Benchmark 1: .NET 8 version (10000000 iterations)
  Time (mean ± σ):      3.984 s ±  0.139 s    [User: 2.946 s, System: 0.009 s]
  Range (min … max):    3.790 s …  4.182 s    10 runs

Benchmark 2: Native AOT version (10000000 iterations)
  Time (mean ± σ):      3.956 s ±  0.041 s    [User: 2.848 s, System: 0.004 s]
  Range (min … max):    3.888 s …  4.016 s    10 runs

Summary
  Native AOT version ran 1.01 ± 0.04 times faster than .NET 8 version

PDF to PNG

For a single iteration of Banner Edulink One.pdf to PNG conversion, the AOT version runs about 1.88 times faster than the .NET 8 version:

Benchmark 1: .NET 8 version (1 iteration)
  Time (mean ± σ):      2.417 s ±  0.104 s    [User: 1.334 s, System: 0.116 s]
  Range (min … max):    2.295 s …  2.629 s    10 runs

Benchmark 2: Native AOT version (1 iteration)
  Time (mean ± σ):      1.288 s ±  0.011 s    [User: 0.573 s, System: 0.123 s]
  Range (min … max):    1.274 s …  1.310 s    10 runs

For 20 iterations, the speed difference is negligible:

Benchmark 1: .NET 8 version (20 iterations)
  Time (mean ± σ):     25.048 s ±  0.223 s    [User: 13.278 s, System: 2.312 s]
  Range (min … max):   24.751 s … 25.423 s    10 runs

Benchmark 2: Native AOT version (20 iterations)
  Time (mean ± σ):     25.213 s ±  0.114 s    [User: 12.661 s, System: 2.275 s]
  Range (min … max):   25.042 s … 25.350 s    10 runs

Summary
  .NET 8 version ran 1.01 ± 0.01 times faster than Native AOT version

For 3BigPreview.pdf, the Native AOT version is faster even with 100 iterations:

Benchmark 1: .NET 8 version (100 iterations)
  Time (mean ± σ):     10.009 s ±  0.152 s    [User: 5.298 s, System: 0.567 s]
  Range (min … max):    9.677 s … 10.189 s    10 runs

Benchmark 2: Native AOT version (100 iterations)
  Time (mean ± σ):      8.336 s ±  0.070 s    [User: 3.405 s, System: 0.505 s]
  Range (min … max):    8.247 s …  8.459 s    10 runs

Summary
  Native AOT version ran 1.20 ± 0.02 times faster than .NET 8 version

Conclusion

Native AOT applications start faster comparing to regular .NET. The official benchmarks also show that AOT applications have smaller memory footprints.

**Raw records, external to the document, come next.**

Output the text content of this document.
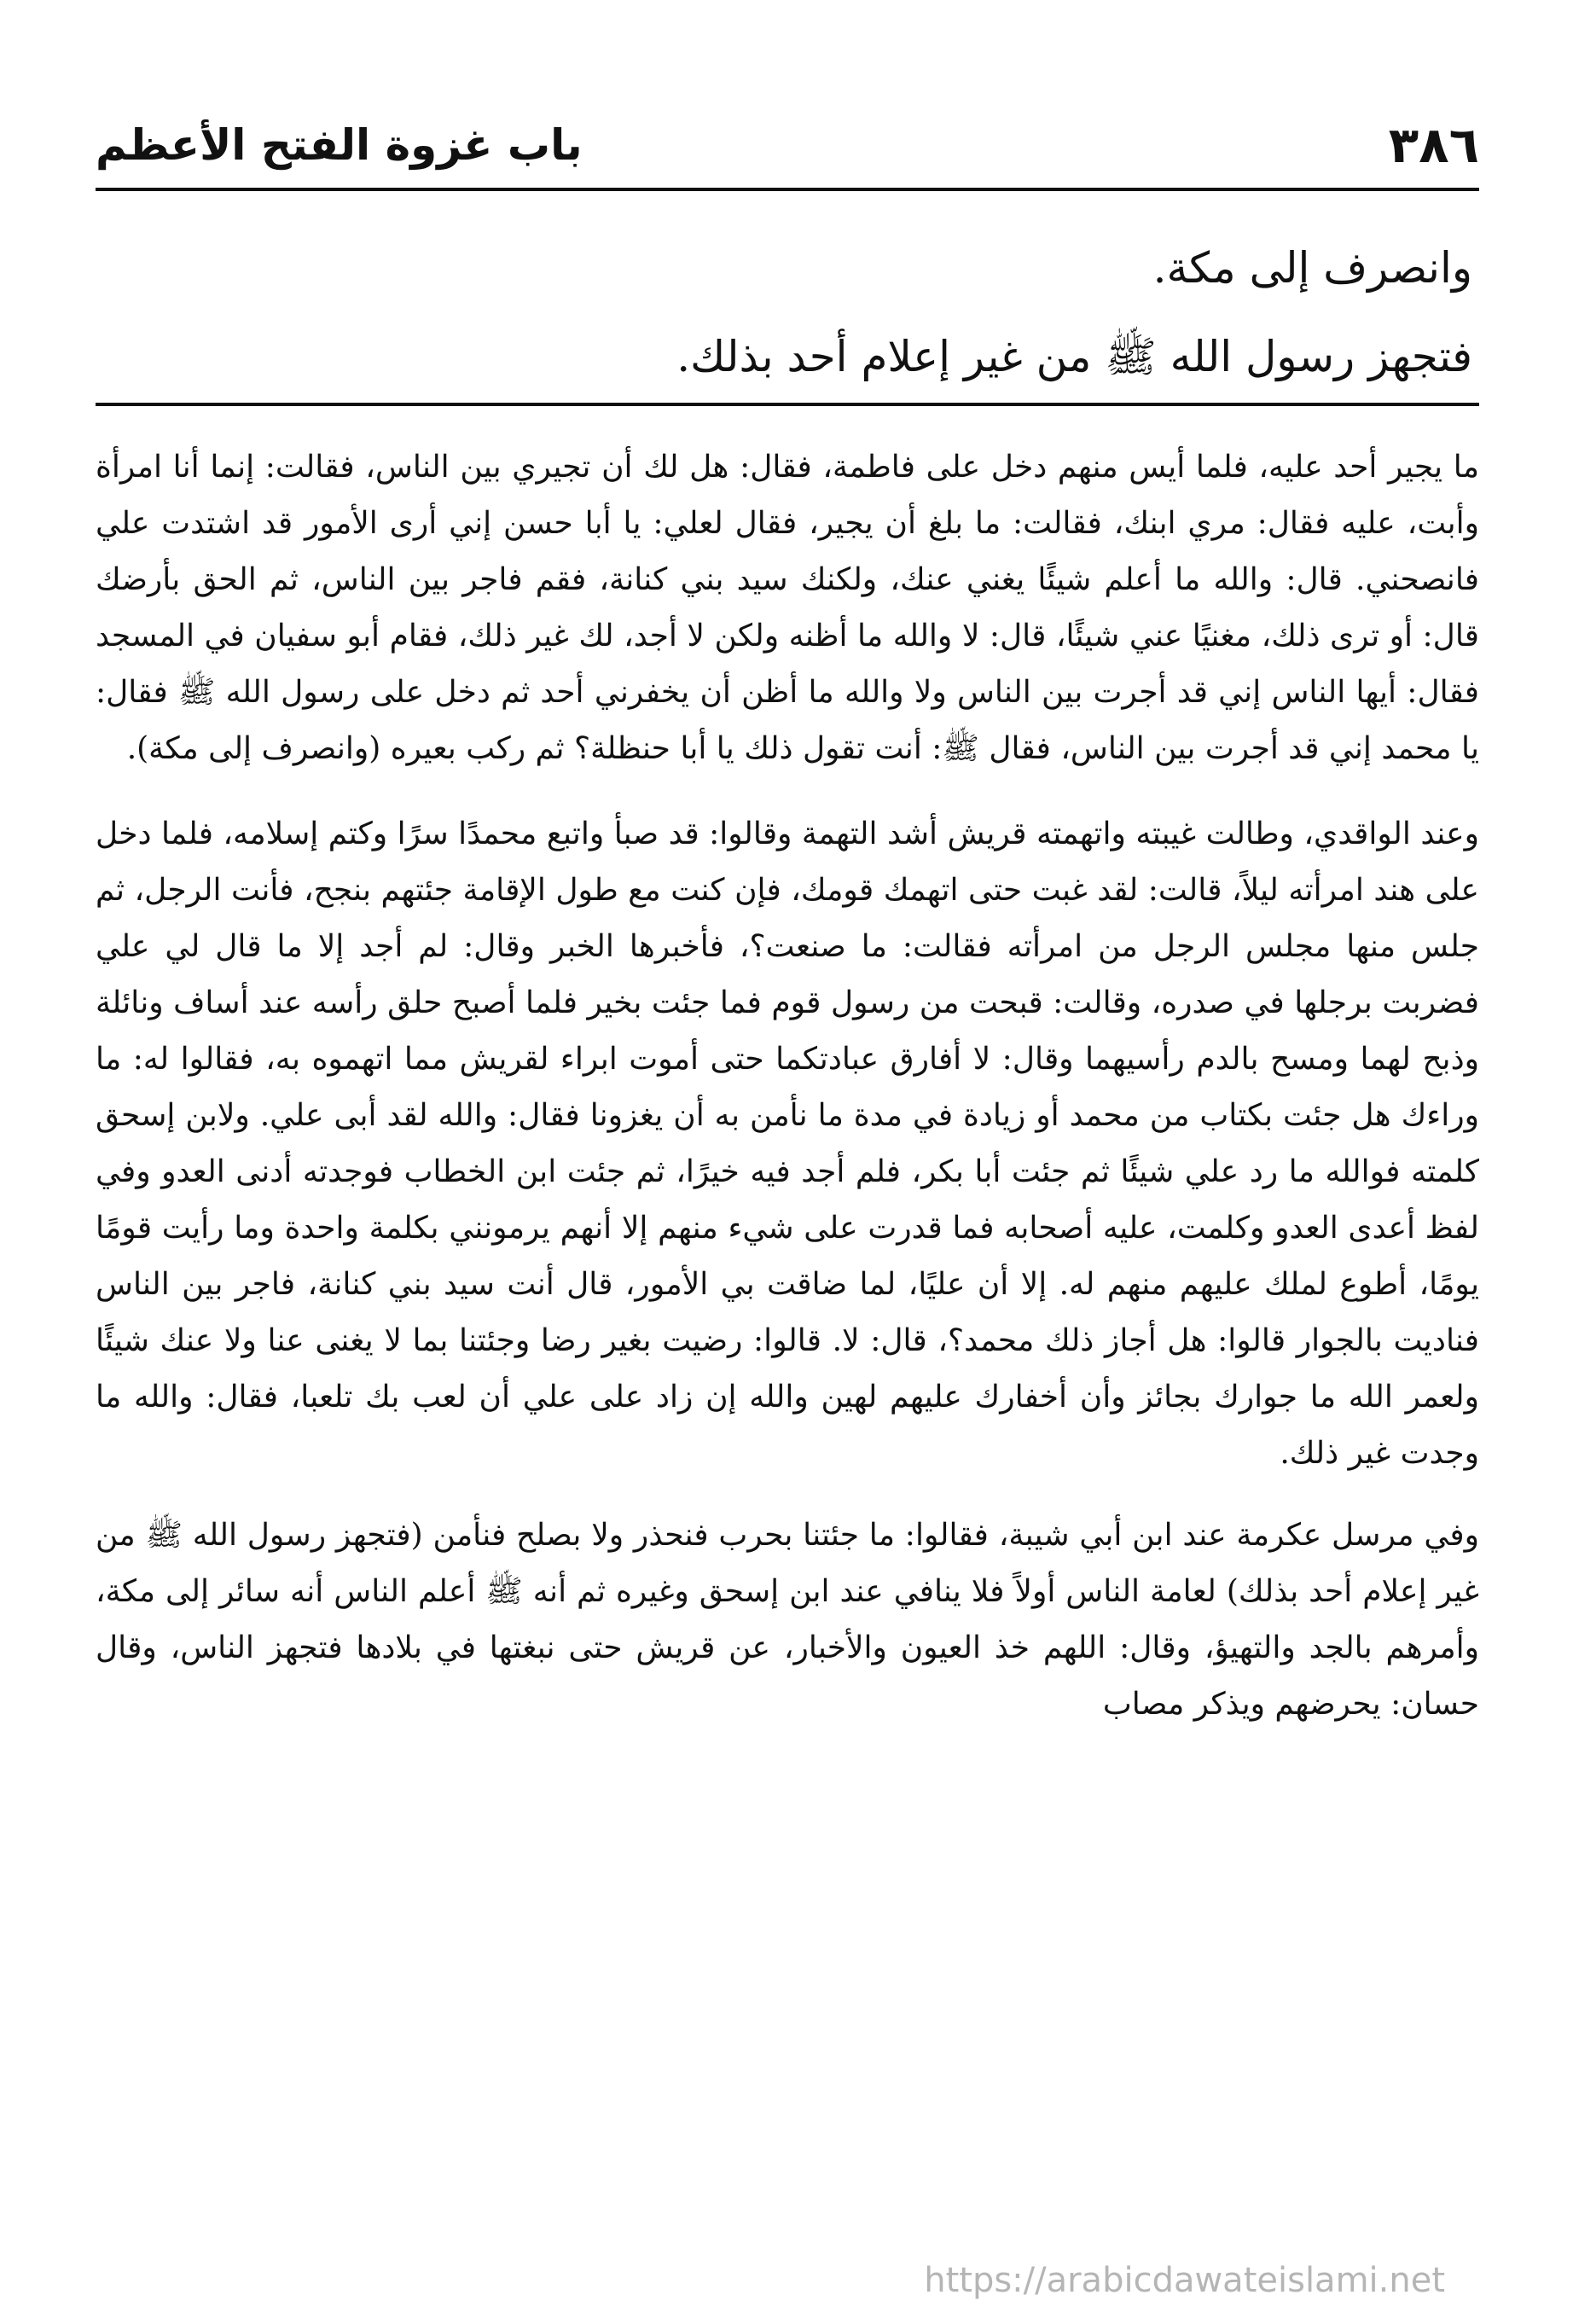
٣٨٦
باب غزوة الفتح الأعظم

وانصرف إلى مكة.

فتجهز رسول الله ﷺ من غير إعلام أحد بذلك.

ما يجير أحد عليه، فلما أيس منهم دخل على فاطمة، فقال: هل لك أن تجيري بين الناس، فقالت: إنما أنا امرأة وأبت، عليه فقال: مري ابنك، فقالت: ما بلغ أن يجير، فقال لعلي: يا أبا حسن إني أرى الأمور قد اشتدت علي فانصحني. قال: والله ما أعلم شيئًا يغني عنك، ولكنك سيد بني كنانة، فقم فاجر بين الناس، ثم الحق بأرضك قال: أو ترى ذلك، مغنيًا عني شيئًا، قال: لا والله ما أظنه ولكن لا أجد، لك غير ذلك، فقام أبو سفيان في المسجد فقال: أيها الناس إني قد أجرت بين الناس ولا والله ما أظن أن يخفرني أحد ثم دخل على رسول الله ﷺ فقال: يا محمد إني قد أجرت بين الناس، فقال ﷺ: أنت تقول ذلك يا أبا حنظلة؟ ثم ركب بعيره (وانصرف إلى مكة).

وعند الواقدي، وطالت غيبته واتهمته قريش أشد التهمة وقالوا: قد صبأ واتبع محمدًا سرًا وكتم إسلامه، فلما دخل على هند امرأته ليلاً، قالت: لقد غبت حتى اتهمك قومك، فإن كنت مع طول الإقامة جئتهم بنجح، فأنت الرجل، ثم جلس منها مجلس الرجل من امرأته فقالت: ما صنعت؟، فأخبرها الخبر وقال: لم أجد إلا ما قال لي علي فضربت برجلها في صدره، وقالت: قبحت من رسول قوم فما جئت بخير فلما أصبح حلق رأسه عند أساف ونائلة وذبح لهما ومسح بالدم رأسيهما وقال: لا أفارق عبادتكما حتى أموت ابراء لقريش مما اتهموه به، فقالوا له: ما وراءك هل جئت بكتاب من محمد أو زيادة في مدة ما نأمن به أن يغزونا فقال: والله لقد أبى علي. ولابن إسحق كلمته فوالله ما رد علي شيئًا ثم جئت أبا بكر، فلم أجد فيه خيرًا، ثم جئت ابن الخطاب فوجدته أدنى العدو وفي لفظ أعدى العدو وكلمت، عليه أصحابه فما قدرت على شيء منهم إلا أنهم يرمونني بكلمة واحدة وما رأيت قومًا يومًا، أطوع لملك عليهم منهم له. إلا أن عليًا، لما ضاقت بي الأمور، قال أنت سيد بني كنانة، فاجر بين الناس فناديت بالجوار قالوا: هل أجاز ذلك محمد؟، قال: لا. قالوا: رضيت بغير رضا وجئتنا بما لا يغنى عنا ولا عنك شيئًا ولعمر الله ما جوارك بجائز وأن أخفارك عليهم لهين والله إن زاد على علي أن لعب بك تلعبا، فقال: والله ما وجدت غير ذلك.

وفي مرسل عكرمة عند ابن أبي شيبة، فقالوا: ما جئتنا بحرب فنحذر ولا بصلح فنأمن (فتجهز رسول الله ﷺ من غير إعلام أحد بذلك) لعامة الناس أولاً فلا ينافي عند ابن إسحق وغيره ثم أنه ﷺ أعلم الناس أنه سائر إلى مكة، وأمرهم بالجد والتهيؤ، وقال: اللهم خذ العيون والأخبار، عن قريش حتى نبغتها في بلادها فتجهز الناس، وقال حسان: يحرضهم ويذكر مصاب

https://arabicdawateislami.net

But after startup, managed applications usually show better speed. That happens because JIT has access to runtime information. In long running applications, it can regenerate more effective code based on dynamic profile-guided optimization and other techniques.

ASP.NET benchmarks allow you to compare different configurations from the performance perspective. However, results depend on an operating system and a processor architecture. You need to run own benchmarks in your target environment to find the optimal deployment configuration.